Deutschland erwägt Militäreinsatz zur Sicherung eines Ukraine-Friedens
Bundeskanzler Friedrich Merz (CDU) hat die Bereitschaft Deutschlands signalisiert, sich nach einem möglichen Waffenstillstand in der Ukraine militärisch an dessen Absicherung zu beteiligen. Dies schließe grundsätzlich keine Option aus, so Merz nach einem Treffen der engsten Verbündeten der Ukraine in Paris. Deutschland wolle sich politisch, finanziell und militärisch einbringen, wobei die genauen Modalitäten und der Umfang des Beitrags von der Bundesregierung und dem Bundestag entschieden würden, sobald die Bedingungen geklärt seien.
Wichtige Erkenntnisse
- Deutschland schließt eine militärische Beteiligung an der Absicherung eines Waffenstillstands in der Ukraine nicht aus.
- Frankreich und Großbritannien unterzeichnen eine Absichtserklärung zur Entsendung von Soldaten für eine multinationale Truppe nach einem Waffenstillstand.
- Die USA sichern Unterstützung für die Koalition zu und wollen eine Schlüsselrolle bei der Überwachung eines Friedensabkommens spielen.
- Bereits 26 westliche Länder hatten im September zugesagt, Truppen zur Absicherung eines Waffenstillstands oder Friedens zu entsenden.
Gipfeltreffen in Paris
An dem Treffen in Paris nahmen Vertreter aus 35 Ländern teil, darunter 27 Staats- und Regierungschefs. Bundeskanzler Merz vertrat Deutschland, während auch der ukrainische Präsident Wolodymyr Selenskyj und Nato-Generalsekretär Mark Rutte anwesend waren. Die USA wurden durch Sondergesandte Steve Witkoff und Jared Kushner vertreten.
Sicherheitsgarantien für die Ukraine
Frankreich und Großbritannien unterzeichneten gemeinsam mit der Ukraine eine Absichtserklärung, die die Entsendung von Soldaten für eine multinationale Truppe nach einem Waffenstillstand vorsieht.

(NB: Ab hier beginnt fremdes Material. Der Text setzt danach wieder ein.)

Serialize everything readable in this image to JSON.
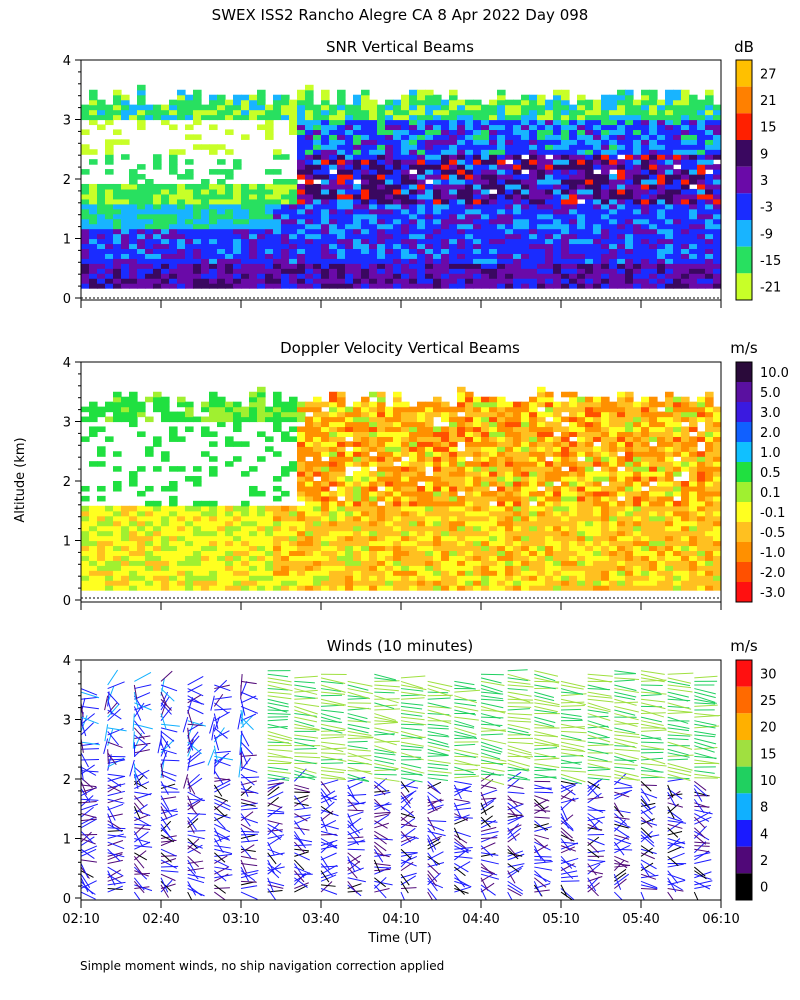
{
  "figure": {
    "title": "SWEX ISS2 Rancho Alegre CA   8 Apr 2022 Day 098",
    "ylabel": "Altitude (km)",
    "xlabel": "Time (UT)",
    "footnote": "Simple moment winds, no ship navigation correction applied",
    "x_ticks": [
      "02:10",
      "02:40",
      "03:10",
      "03:40",
      "04:10",
      "04:40",
      "05:10",
      "05:40",
      "06:10"
    ],
    "y_ticks": [
      "0",
      "1",
      "2",
      "3",
      "4"
    ]
  },
  "chart_data": [
    {
      "type": "heatmap",
      "title": "SNR Vertical Beams",
      "unit": "dB",
      "xlim": [
        "02:10",
        "06:10"
      ],
      "ylim": [
        0,
        4
      ],
      "colorbar_levels": [
        "27",
        "21",
        "15",
        "9",
        "3",
        "-3",
        "-9",
        "-15",
        "-21"
      ],
      "colorbar_colors": [
        "#ffc000",
        "#ff8000",
        "#ff2000",
        "#3a0860",
        "#6a0aa8",
        "#1a2cff",
        "#18b4ff",
        "#28e060",
        "#c8ff28"
      ],
      "data_top_km": 3.4,
      "summary": "SNR decreases with altitude; strongest returns (9 to 27 dB) near surface and in 1.5-2.3 km layer after 03:40"
    },
    {
      "type": "heatmap",
      "title": "Doppler Velocity Vertical Beams",
      "unit": "m/s",
      "xlim": [
        "02:10",
        "06:10"
      ],
      "ylim": [
        0,
        4
      ],
      "colorbar_levels": [
        "10.0",
        "5.0",
        "3.0",
        "2.0",
        "1.0",
        "0.5",
        "0.1",
        "-0.1",
        "-0.5",
        "-1.0",
        "-2.0",
        "-3.0"
      ],
      "colorbar_colors": [
        "#2a0a3a",
        "#5a10a0",
        "#3a1ae0",
        "#1060ff",
        "#10c0ff",
        "#20e040",
        "#a0f030",
        "#ffff20",
        "#ffc020",
        "#ff9000",
        "#ff5000",
        "#ff1010"
      ],
      "data_top_km": 3.4,
      "summary": "Mostly weak downward motion (-0.1 to -1.0 m/s) below 1.6 km; -0.5 to -2.0 m/s above 2 km after 03:30"
    },
    {
      "type": "wind_barbs",
      "title": "Winds (10 minutes)",
      "unit": "m/s",
      "xlim": [
        "02:10",
        "06:10"
      ],
      "ylim": [
        0,
        4
      ],
      "colorbar_levels": [
        "30",
        "25",
        "20",
        "15",
        "10",
        "8",
        "4",
        "2",
        "0"
      ],
      "colorbar_colors": [
        "#ff1010",
        "#ff6a00",
        "#ffb000",
        "#a0e040",
        "#20d060",
        "#10b0ff",
        "#1a1aff",
        "#500878",
        "#000000"
      ],
      "profile_times": [
        "02:10",
        "02:20",
        "02:30",
        "02:40",
        "02:50",
        "03:00",
        "03:10",
        "03:20",
        "03:30",
        "03:40",
        "03:50",
        "04:00",
        "04:10",
        "04:20",
        "04:30",
        "04:40",
        "04:50",
        "05:00",
        "05:10",
        "05:20",
        "05:30",
        "05:40",
        "05:50",
        "06:00"
      ],
      "summary": "Light winds (0-8 m/s) below 2 km; 10-20 m/s winds above 2 km after 03:30"
    }
  ]
}
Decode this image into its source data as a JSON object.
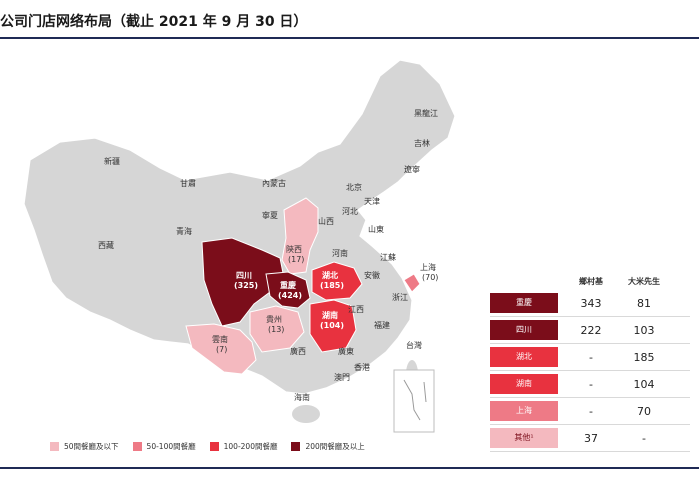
{
  "title": "公司门店网络布局（截止 2021 年 9 月 30 日）",
  "colors": {
    "tier_lt50": "#f4b9bf",
    "tier_50_100": "#ee7a86",
    "tier_100_200": "#e8323f",
    "tier_200plus": "#7b0d1a",
    "other_province": "#d6d6d6",
    "background_accent": "#1f2a55"
  },
  "map": {
    "provinces": {
      "xinjiang": "新疆",
      "xizang": "西藏",
      "qinghai": "青海",
      "gansu": "甘肅",
      "neimenggu": "內蒙古",
      "ningxia": "寧夏",
      "heilongjiang": "黑龍江",
      "jilin": "吉林",
      "liaoning": "遼寧",
      "beijing": "北京",
      "tianjin": "天津",
      "hebei": "河北",
      "shanxi": "山西",
      "shandong": "山東",
      "henan": "河南",
      "jiangsu": "江蘇",
      "anhui": "安徽",
      "zhejiang": "浙江",
      "jiangxi": "江西",
      "fujian": "福建",
      "taiwan": "台灣",
      "guangxi": "廣西",
      "guangdong": "廣東",
      "hainan": "海南",
      "hongkong": "香港",
      "macau": "澳門",
      "shaanxi": "陝西",
      "sichuan": "四川",
      "chongqing": "重慶",
      "guizhou": "貴州",
      "yunnan": "雲南",
      "hubei": "湖北",
      "hunan": "湖南",
      "shanghai": "上海"
    },
    "counts": {
      "shaanxi": "(17)",
      "sichuan": "(325)",
      "chongqing": "(424)",
      "guizhou": "(13)",
      "yunnan": "(7)",
      "hubei": "(185)",
      "hunan": "(104)",
      "shanghai": "(70)"
    }
  },
  "legend": [
    {
      "label": "50間餐廳及以下",
      "color": "#f4b9bf"
    },
    {
      "label": "50-100間餐廳",
      "color": "#ee7a86"
    },
    {
      "label": "100-200間餐廳",
      "color": "#e8323f"
    },
    {
      "label": "200間餐廳及以上",
      "color": "#7b0d1a"
    }
  ],
  "table": {
    "headers": [
      "鄉村基",
      "大米先生"
    ],
    "rows": [
      {
        "region": "重慶",
        "a": "343",
        "b": "81",
        "color": "#7b0d1a"
      },
      {
        "region": "四川",
        "a": "222",
        "b": "103",
        "color": "#7b0d1a"
      },
      {
        "region": "湖北",
        "a": "-",
        "b": "185",
        "color": "#e8323f"
      },
      {
        "region": "湖南",
        "a": "-",
        "b": "104",
        "color": "#e8323f"
      },
      {
        "region": "上海",
        "a": "-",
        "b": "70",
        "color": "#ee7a86"
      },
      {
        "region": "其他¹",
        "a": "37",
        "b": "-",
        "color": "#f4b9bf"
      }
    ]
  }
}
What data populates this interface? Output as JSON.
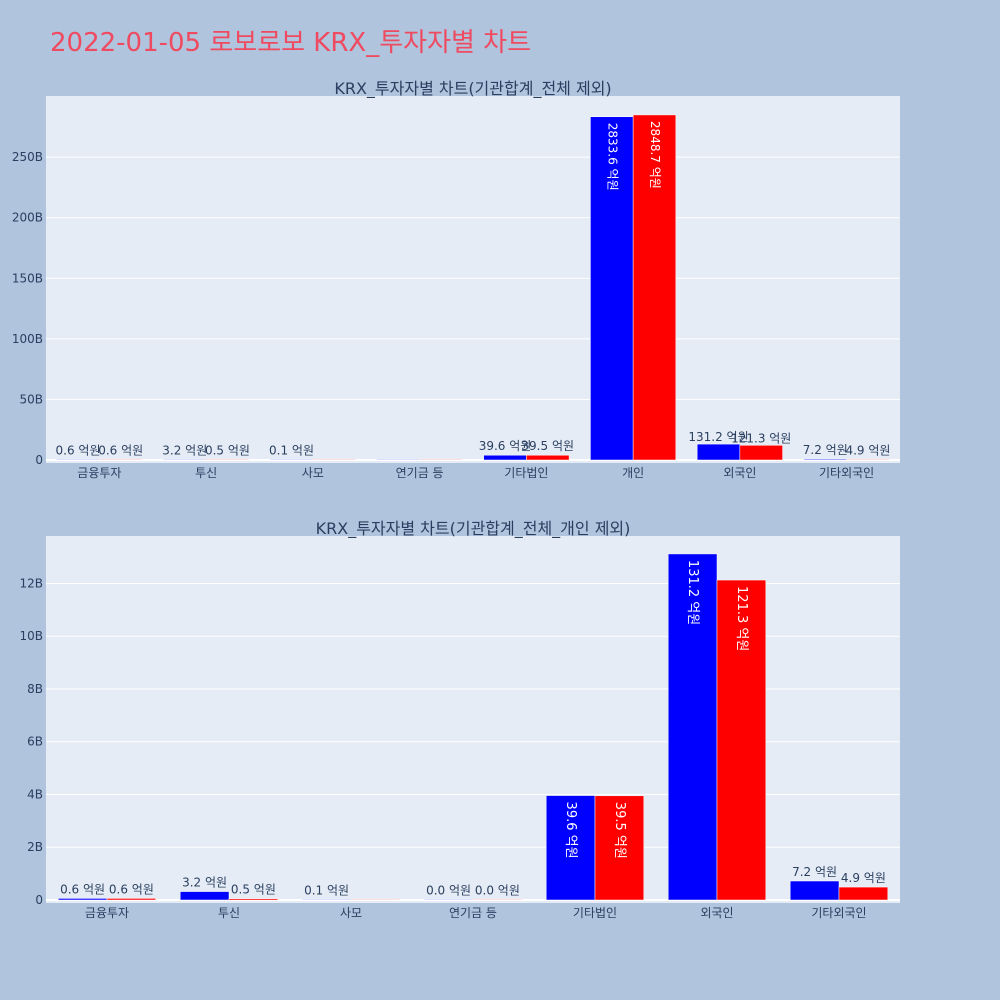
{
  "page_title": "2022-01-05 로보로보 KRX_투자자별 차트",
  "colors": {
    "series_a": "#0000ff",
    "series_b": "#ff0000",
    "plot_bg": "#e5ecf6",
    "page_bg": "#b0c4de",
    "title": "#ef4a5f"
  },
  "chart_data": [
    {
      "type": "bar",
      "title": "KRX_투자자별 차트(기관합계_전체 제외)",
      "categories": [
        "금융투자",
        "투신",
        "사모",
        "연기금 등",
        "기타법인",
        "개인",
        "외국인",
        "기타외국인"
      ],
      "series": [
        {
          "values": [
            0.06,
            0.32,
            0.01,
            0,
            3.96,
            283.36,
            13.12,
            0.72
          ],
          "labels": [
            "0.6 억원",
            "3.2 억원",
            "0.1 억원",
            "",
            "39.6 억원",
            "2833.6 억원",
            "131.2 억원",
            "7.2 억원"
          ]
        },
        {
          "values": [
            0.06,
            0.05,
            0,
            0,
            3.95,
            284.87,
            12.13,
            0.49
          ],
          "labels": [
            "0.6 억원",
            "0.5 억원",
            "",
            "",
            "39.5 억원",
            "2848.7 억원",
            "121.3 억원",
            "4.9 억원"
          ]
        }
      ],
      "yticks": [
        0,
        50,
        100,
        150,
        200,
        250
      ],
      "ytick_labels": [
        "0",
        "50B",
        "100B",
        "150B",
        "200B",
        "250B"
      ],
      "ylim": [
        0,
        300.5
      ],
      "grid": true
    },
    {
      "type": "bar",
      "title": "KRX_투자자별 차트(기관합계_전체_개인 제외)",
      "categories": [
        "금융투자",
        "투신",
        "사모",
        "연기금 등",
        "기타법인",
        "외국인",
        "기타외국인"
      ],
      "series": [
        {
          "values": [
            0.06,
            0.32,
            0.01,
            0,
            3.96,
            13.12,
            0.72
          ],
          "labels": [
            "0.6 억원",
            "3.2 억원",
            "0.1 억원",
            "0.0 억원",
            "39.6 억원",
            "131.2 억원",
            "7.2 억원"
          ]
        },
        {
          "values": [
            0.06,
            0.05,
            0,
            0,
            3.95,
            12.13,
            0.49
          ],
          "labels": [
            "0.6 억원",
            "0.5 억원",
            "",
            "0.0 억원",
            "39.5 억원",
            "121.3 억원",
            "4.9 억원"
          ]
        }
      ],
      "yticks": [
        0,
        2,
        4,
        6,
        8,
        10,
        12
      ],
      "ytick_labels": [
        "0",
        "2B",
        "4B",
        "6B",
        "8B",
        "10B",
        "12B"
      ],
      "ylim": [
        0,
        13.8
      ],
      "grid": true
    }
  ]
}
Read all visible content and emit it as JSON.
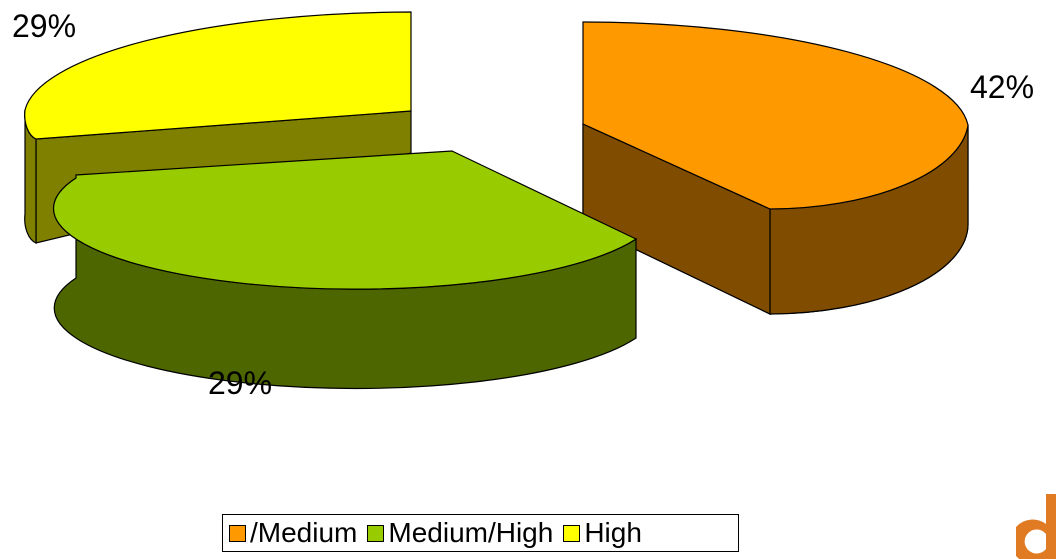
{
  "chart_data": {
    "type": "pie",
    "three_d": true,
    "exploded": true,
    "slices": [
      {
        "name": "/Medium",
        "value": 42,
        "label": "42%",
        "top_color": "#FF9900",
        "side_color": "#804D00"
      },
      {
        "name": "Medium/High",
        "value": 29,
        "label": "29%",
        "top_color": "#99CC00",
        "side_color": "#4D6600"
      },
      {
        "name": "High",
        "value": 29,
        "label": "29%",
        "top_color": "#FFFF00",
        "side_color": "#808000"
      }
    ],
    "legend": {
      "placement": "bottom",
      "entries": [
        "/Medium",
        "Medium/High",
        "High"
      ]
    }
  },
  "logo": {
    "name": "corner-logo",
    "color": "#E07B24"
  }
}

Diese Truppe soll als Sicherheitsgarantie für die Ukraine dienen, wie der französische Präsident Emmanuel Macron erklärte. Die Kommandozentrale dieser Truppe soll in Paris eingerichtet werden. Der britische Premierminister Keir Starmer kündigte Pläne zum Aufbau von Stützpunkten in der Region an, betonte jedoch, dass dies von der Friedensbereitschaft Russlands abhänge, die bisher nicht erkennbar sei.
„Koalition der Willigen“
Die Initiative wird als „Koalition der Willigen“ bezeichnet und zielt darauf ab, nach einem Waffenstillstand oder Friedensschluss Bodentruppen oder Kräfte in der Luft und auf See einzusetzen. Diese Kräfte sollen nicht zwingend in der Ukraine selbst, sondern auch in Grenznähe oder der Region operieren, um jede neue größere Aggression zu verhindern und zur dauerhaften Sicherheit des Landes beizutragen. Frankreich hat bereits klargestellt, dass es sich nicht um einen Fronteinsatz, sondern um eine Friedenssicherung aus der Ferne handelt.